- Born: 9 February 1940 Sutton, Surrey, United Kingdom
- Education: University of London
- Known for: Chief of Division of Fisheries at CSIRO; president of Australian Society for Fish Biology
- Awards: K. Radway Allen Award

= Peter C. Young =

British-born ichthyologist and parasitologist

Peter Colin Young (born 9 February 1940) is a British-born ichthyologist and parasitologist who spent most of his career in Australia. From 1995 to 1997, he served as president of the Australian Society for Fish Biology.

==Early life==

Young was born in Sutton, Surrey, England on 9 February 1940. He studied at the University of London after receiving a scholarship from the county of Surrey, and graduated in 1962 with a BSc majoring in zoology. He completed an Honours in Parasitology at Imperial College London. From 1963 to 1965, Young undertook his PhD at the University of Queensland, Australia. During this time, he accompanied Harold Manter, an expert on Digenean trematodes of fish, who was on sabbatical from the University of Nebraska, on field trips to Heron Island and Stradbroke Island to help catch fish. He had originally planned to study the ecology of Monogenea trematodes and their hosts, but, finding that so many of his specimens were undescribed, decided to become a taxonomist instead. Young published nine papers from his doctoral research.

==Research career==
After completing his PhD, Young became a Scientific Officer at the Commonwealth Bureau of Helminthology at St Albans, England, studying ascaridoids in fish and marine mammals. His study taxa included Contracaecum, Anisakis and Terranova. At the 1969 Oceanology International Conference, he presented a joint paper on the "cod worm" (Terranova) and its potential risks to public health. His research showed that, although grey seals could transmit cod worms to cod, the species they transmitted was not a major risk to humans.

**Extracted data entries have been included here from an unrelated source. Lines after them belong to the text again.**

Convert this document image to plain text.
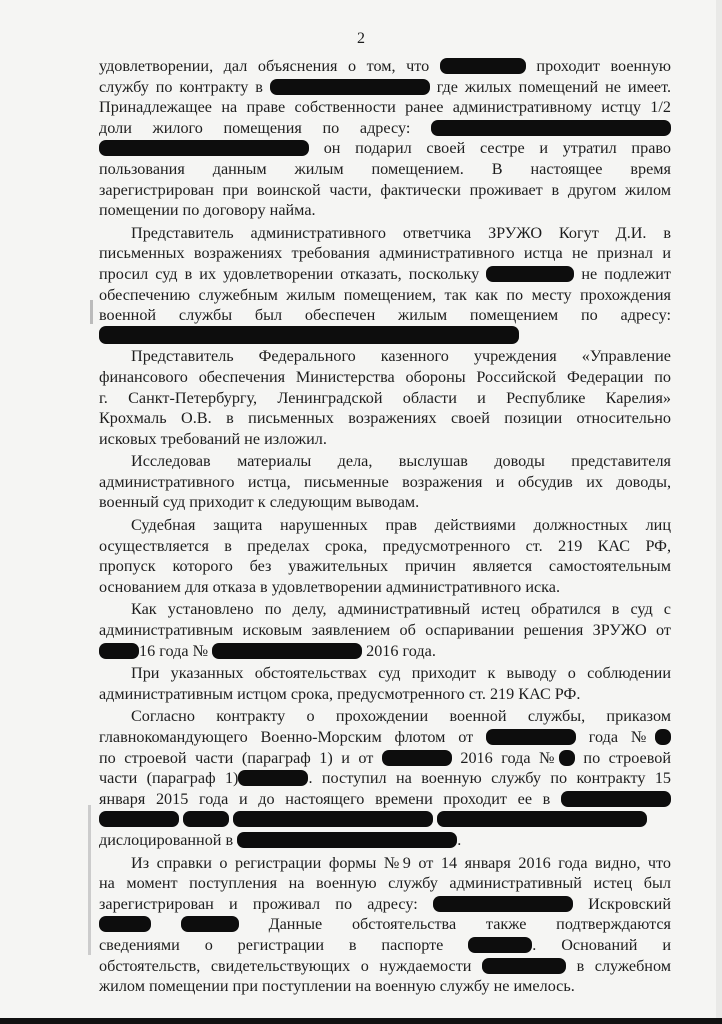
2
удовлетворении, дал объяснения о том, что	проходит военную
службу по контракту в	где жилых помещений не имеет.
Принадлежащее на праве собственности ранее административному истцу 1/2
доли жилого помещения по адресу:
он подарил своей сестре и утратил право
пользования данным жилым помещением. В настоящее время
зарегистрирован при воинской части, фактически проживает в другом жилом
помещении по договору найма.
Представитель административного ответчика ЗРУЖО Когут Д.И. в
письменных возражениях требования административного истца не признал и
просил суд в их удовлетворении отказать, поскольку	не подлежит
обеспечению служебным жилым помещением, так как по месту прохождения
военной службы был обеспечен жилым помещением по адресу:
Представитель Федерального казенного учреждения «Управление
финансового обеспечения Министерства обороны Российской Федерации по
г. Санкт-Петербургу, Ленинградской области и Республике Карелия»
Крохмаль О.В. в письменных возражениях своей позиции относительно
исковых требований не изложил.
Исследовав материалы дела, выслушав доводы представителя
административного истца, письменные возражения и обсудив их доводы,
военный суд приходит к следующим выводам.
Судебная защита нарушенных прав действиями должностных лиц
осуществляется в пределах срока, предусмотренного ст. 219 КАС РФ,
пропуск которого без уважительных причин является самостоятельным
основанием для отказа в удовлетворении административного иска.
Как установлено по делу, административный истец обратился в суд с
административным исковым заявлением об оспаривании решения ЗРУЖО от
16 года №	2016 года.
При указанных обстоятельствах суд приходит к выводу о соблюдении
административным истцом срока, предусмотренного ст. 219 КАС РФ.
Согласно контракту о прохождении военной службы, приказом
главнокомандующего Военно-Морским флотом от	года №
по строевой части (параграф 1) и от	2016 года № по строевой
части (параграф 1)	. поступил на военную службу по контракту 15
января 2015 года и до настоящего времени проходит ее в

дислоцированной в	.
Из справки о регистрации формы №9 от 14 января 2016 года видно, что
на момент поступления на военную службу административный истец был
зарегистрирован и проживал по адресу:	Искровский
Данные обстоятельства также подтверждаются
сведениями о регистрации в паспорте	. Оснований и
обстоятельств, свидетельствующих о нуждаемости	в служебном
жилом помещении при поступлении на военную службу не имелось.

In 1970, Young returned to Australia to work for the Commonwealth Scientific and Industrial Research Organisation (CSIRO), as a research scientist in the Division of Fisheries and Oceanography at Deception Bay, Queensland. He was project leader for the organisation's East Coast Prawn project, studying mortality rates and zoogeography of penaeid prawns. During this period, he also undertook research on coastal and estuarine seagrass communities. From 1975 to 1980, Young led the CSIRO sub-program studying community ecology and pollution. Between 1981 and 1985, he led the CSIRO Living Resources, Temperate Species Group, which, beginning in 1982, also included the Tropical Species Group. His research showed that male lethrinid fish (tropical emperors) are larger than females due to sex change, and not because of differential growth rates. He also showed that sex change occurred in nemipterid species.

Between September 1984 and January 1985, Young was Officer-in-Charge of CSIRO's Division of Fisheries at Cronulla Marine Laboratories in Sydney. In 1985, he was appointed Program Leader of the Fisheries Resources South and Southeast. Between 1990 and 1996, Young was Chief of the CSIRO's Division of Fisheries. (Note: Some sources give the period 1990–1997.) From 1992 to 1996, he served as Director of the Australian Fisheries Management Authority. He was also an Honorary Research Professor at the University of Tasmania from 1993 until his retirement, in 1996.

From 1995 to 1997, Young served as the 16th President of the Australian Society for Fish Biology. He became a CSIRO Special Research Fellow in 1997. During his career, Young authored or co-authored at least 50 research papers and wrote or edited nine significant books. In 1992, Young donated his 536-specimen collection of monogeneid trematodes, most of which had been collected in Queensland waters, to the Queensland Museum. He retired to a 12-acre property on the outskirts of Brisbane, Queensland, where his hobbies include playing the violin and replanting rainforest on his property.

==Awards and honours==
In 1995, the Australian Society for Fish Biology awarded Young the inaugural K. Radway Allen Award, the society's highest honour, to recognise his achievements in fish and fisheries research.